If the BCTF is concerned about the students, why does it take no action to get rid of bad teachers? Should they not be working hard to ensure that their members are of the highest skills? What are they doing about oddities that happen about with the current seniority system? There are no end of cases where teachers end up being assigned to areas that are not their area expertise because of the way the seniority system is written. Why is the BCTF not actively working on fundraising for the school system?
Ultimately the BCTF is there to defend the interests of the teachers and not of the students, the parents or the public. It is right for the BCTF to be there to defend teachers but they should not be in the business of claiming to be serving other interests. The nature of the BCTF as a labour union also makes them the primary conservative force in the school system. The BCTF effectively has to defend the status quo no matter how stupid it is. The BCTF because of their need to defend all teaching positions and teachers can not enter into any process of rethinking of how we operate our school system.
Why are school boards not being held responsible for the size of classes and the lack of supports for special needs kids? There is nothing that says they can not work fix these things. I know of no school boards that are looking for ways to raise significant money outside what they can get from the provincial government. The universities in BC are working hard to raise money, UBC's latest campaign has a goal of $1.5 billion. The are no active alumni groups for any public schools that I know of, why not?

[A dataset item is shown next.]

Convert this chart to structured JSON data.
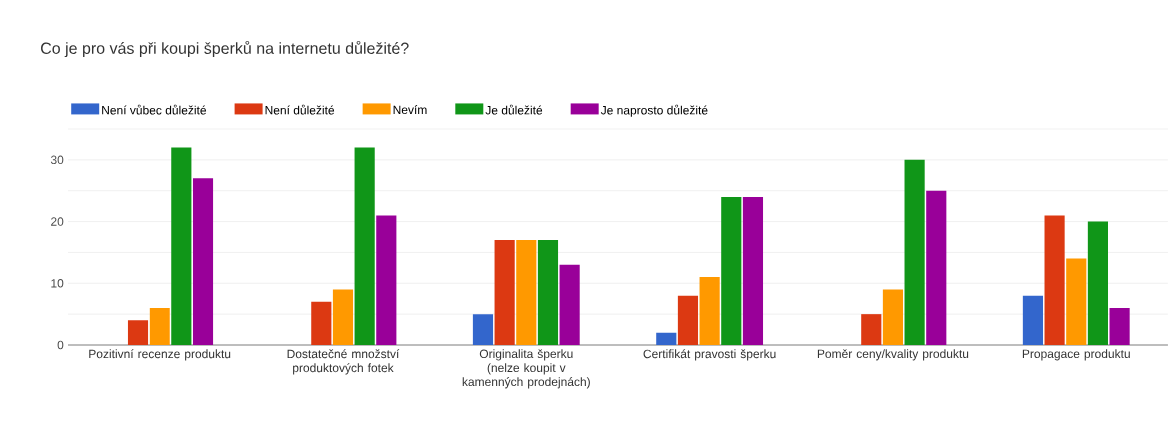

A core of the reason the school boards and school district administrations are not able to think outside of the box and do something to solve the problem is because almost everyone involved is a current or former teacher. The leadership in the school system are not entrepreneurial people, but people with decades of history within the status quo. We would be better served if school trustees never worked in a school. We would also be well served if the senior management in a school district comes from outside of the school system. A superintendent does not need to have multiple degrees in education, they need to be a good manager of people, finances and capital assets. Frankly an MBA would be a much better qualification for a superintendent - hire from the private sector.
I think it is right not to have any issues of class size or composition in the collective agreement. These are management issues that need to be left to each school district to manage. If there are overflowing classes, this is a failure of the school district superintendent. Superintendents makes a lot of money and are the ones that the buck stops with when it comes to problems in a school district. Who was the last superintendent fired for incompetence? The issue is a an obvious and clear one and there are no end of examples of possible solutions but the status quo conservatism of the school system leadership means the people that should solve the problem are not doing so.
In BC the public is actively leaving the mainstream public system. in 2007/08 10.6% of students were in private schools, in 2011/12 this number is 11.2%, in the early school years it over 13% of the students. French immersion, which I see as an attempt to get a private school experience within the public system, over the same time has gone from 7.0% to 8.1% of the public school system. Distributed learning, effectively home schooling, has gone from 5.0% to 8.0% of the public system. In 2011/12 over 1/4 of the students in BC were either in a private school, home schooled, or in French immersion.
It is now 2012 but we still teach our youth as if it was 1882. The modern class room is still very much modeled on the 19th century one size fits all industrial model of education. In the last 150 years we have learned so much about how kids learn and what works well but almost none of that is actually within the school system. The time has come to have a radical rethink of how we educate kids, put everything on the table, remove restrictions from trying different experiments, and encourage school districts to innovate
1 comment:
Great post. I know that PAC's do a fair amount of fundraising. In my son's previous school, they raised several 10s of thousands of dollars for a new playground. If schools were embraced more (and regulated) as part of our communities, rather than an extension of Government, there would be a greater buy-in to do the sort of fundraising you talk about. School districts could facilitate this, but I think individual schools (where there is some affinity with their community) would be a greater advocate for this.